Ondas, Holdings

Ondas Holdings Aktie: Cyberhawk-Übernahme für 125 Millionen Dollar

30.06.2026 - 04:13:22 | boerse-global.de

Ondas Holdings meldet Aufträge über 150 Millionen Dollar, die Aktie verliert jedoch weiter an Wert. Analysten sehen Aufwärtspotenzial.

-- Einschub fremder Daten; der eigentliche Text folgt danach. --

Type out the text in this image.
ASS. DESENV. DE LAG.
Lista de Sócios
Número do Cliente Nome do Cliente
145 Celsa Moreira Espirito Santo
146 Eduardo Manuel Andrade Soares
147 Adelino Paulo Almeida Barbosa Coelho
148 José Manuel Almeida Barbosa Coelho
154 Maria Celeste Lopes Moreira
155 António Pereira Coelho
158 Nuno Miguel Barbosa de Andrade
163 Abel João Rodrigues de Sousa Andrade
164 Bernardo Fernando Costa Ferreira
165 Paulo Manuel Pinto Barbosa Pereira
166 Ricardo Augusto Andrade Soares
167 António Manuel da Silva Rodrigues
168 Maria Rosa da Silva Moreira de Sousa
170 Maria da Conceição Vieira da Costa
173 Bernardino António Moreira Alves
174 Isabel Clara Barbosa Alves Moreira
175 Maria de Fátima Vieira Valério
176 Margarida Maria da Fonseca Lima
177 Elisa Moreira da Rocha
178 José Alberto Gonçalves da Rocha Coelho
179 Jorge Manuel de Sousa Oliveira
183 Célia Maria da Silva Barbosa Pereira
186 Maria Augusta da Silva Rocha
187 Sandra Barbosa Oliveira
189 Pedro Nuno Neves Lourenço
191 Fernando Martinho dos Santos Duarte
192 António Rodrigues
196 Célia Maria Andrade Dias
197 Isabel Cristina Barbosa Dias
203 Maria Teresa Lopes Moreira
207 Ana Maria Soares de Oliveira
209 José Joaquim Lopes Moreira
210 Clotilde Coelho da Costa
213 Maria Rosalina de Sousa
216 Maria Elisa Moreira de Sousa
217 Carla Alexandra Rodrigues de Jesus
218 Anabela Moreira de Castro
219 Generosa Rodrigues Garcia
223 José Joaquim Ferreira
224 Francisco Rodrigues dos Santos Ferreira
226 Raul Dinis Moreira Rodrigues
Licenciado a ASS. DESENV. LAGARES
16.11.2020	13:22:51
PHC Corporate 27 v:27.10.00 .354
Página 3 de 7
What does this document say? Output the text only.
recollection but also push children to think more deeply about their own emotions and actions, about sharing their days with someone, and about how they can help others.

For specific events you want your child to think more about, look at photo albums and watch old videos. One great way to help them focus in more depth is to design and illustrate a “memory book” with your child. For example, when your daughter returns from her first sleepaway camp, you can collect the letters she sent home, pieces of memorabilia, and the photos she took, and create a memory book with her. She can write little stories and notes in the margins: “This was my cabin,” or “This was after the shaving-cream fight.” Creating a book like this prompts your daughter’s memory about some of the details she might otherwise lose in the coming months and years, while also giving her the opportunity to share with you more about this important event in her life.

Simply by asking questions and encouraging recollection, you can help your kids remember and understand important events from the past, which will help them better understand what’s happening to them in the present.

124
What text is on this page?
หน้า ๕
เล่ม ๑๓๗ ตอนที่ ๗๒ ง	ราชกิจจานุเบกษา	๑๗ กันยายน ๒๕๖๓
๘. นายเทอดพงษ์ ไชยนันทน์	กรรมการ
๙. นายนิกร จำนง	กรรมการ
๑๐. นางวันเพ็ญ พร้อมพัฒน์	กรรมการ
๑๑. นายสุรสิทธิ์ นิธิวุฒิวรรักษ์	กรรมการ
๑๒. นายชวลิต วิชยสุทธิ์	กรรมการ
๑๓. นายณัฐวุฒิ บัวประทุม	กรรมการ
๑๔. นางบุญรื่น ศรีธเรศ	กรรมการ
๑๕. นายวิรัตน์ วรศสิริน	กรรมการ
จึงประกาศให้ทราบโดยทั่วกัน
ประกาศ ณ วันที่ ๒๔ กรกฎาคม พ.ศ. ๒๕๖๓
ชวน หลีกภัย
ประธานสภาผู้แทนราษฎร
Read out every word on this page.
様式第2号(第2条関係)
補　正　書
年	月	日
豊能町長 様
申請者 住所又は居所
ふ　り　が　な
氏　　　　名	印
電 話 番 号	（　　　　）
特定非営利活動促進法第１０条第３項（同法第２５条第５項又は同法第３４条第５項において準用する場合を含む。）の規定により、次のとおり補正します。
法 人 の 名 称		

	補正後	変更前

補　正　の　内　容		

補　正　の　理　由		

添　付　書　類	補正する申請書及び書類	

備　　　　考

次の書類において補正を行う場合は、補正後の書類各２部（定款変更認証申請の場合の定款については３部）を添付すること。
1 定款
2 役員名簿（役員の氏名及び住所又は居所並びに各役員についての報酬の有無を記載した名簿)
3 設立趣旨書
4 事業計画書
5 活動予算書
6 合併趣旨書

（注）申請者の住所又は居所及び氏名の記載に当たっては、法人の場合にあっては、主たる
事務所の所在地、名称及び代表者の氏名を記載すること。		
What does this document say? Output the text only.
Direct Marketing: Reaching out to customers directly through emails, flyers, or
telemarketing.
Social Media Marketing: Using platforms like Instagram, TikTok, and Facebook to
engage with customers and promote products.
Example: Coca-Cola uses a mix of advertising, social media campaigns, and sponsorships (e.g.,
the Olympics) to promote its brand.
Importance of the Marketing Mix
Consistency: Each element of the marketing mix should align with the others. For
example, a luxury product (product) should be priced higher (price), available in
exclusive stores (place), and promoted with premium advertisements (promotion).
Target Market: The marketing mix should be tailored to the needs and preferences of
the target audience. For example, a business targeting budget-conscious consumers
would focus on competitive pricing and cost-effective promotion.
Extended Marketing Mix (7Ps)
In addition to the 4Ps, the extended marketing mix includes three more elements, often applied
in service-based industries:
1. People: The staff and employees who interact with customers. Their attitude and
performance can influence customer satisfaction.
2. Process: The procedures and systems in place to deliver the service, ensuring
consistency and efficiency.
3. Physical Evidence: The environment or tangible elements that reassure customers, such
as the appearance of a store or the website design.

Ondas Holdings: 150 Mio. Dollar Aufträge trotz Kursverlusten
Ondas - Abstrakte, atmosphärische Szene, die den Drohnentechnologie- und Luftfahrtsektor darstellt, mit einer Stimmung von strategischer Expansion und Akquisition. 30.06.2026 - Bild: über boerse-global.de

Ondas Holdings meldet für das zweite Quartal 2026 Bestellungen im Wert von über 150 Millionen Dollar. Der Auftragseingang kommt vor allem aus dem Verteidigungsgeschäft. Trotz dieser Dynamik reagieren Anleger verhalten — die Aktie verlor in den letzten 30 Tagen rund 39 Prozent und notiert aktuell bei 7,08 Euro.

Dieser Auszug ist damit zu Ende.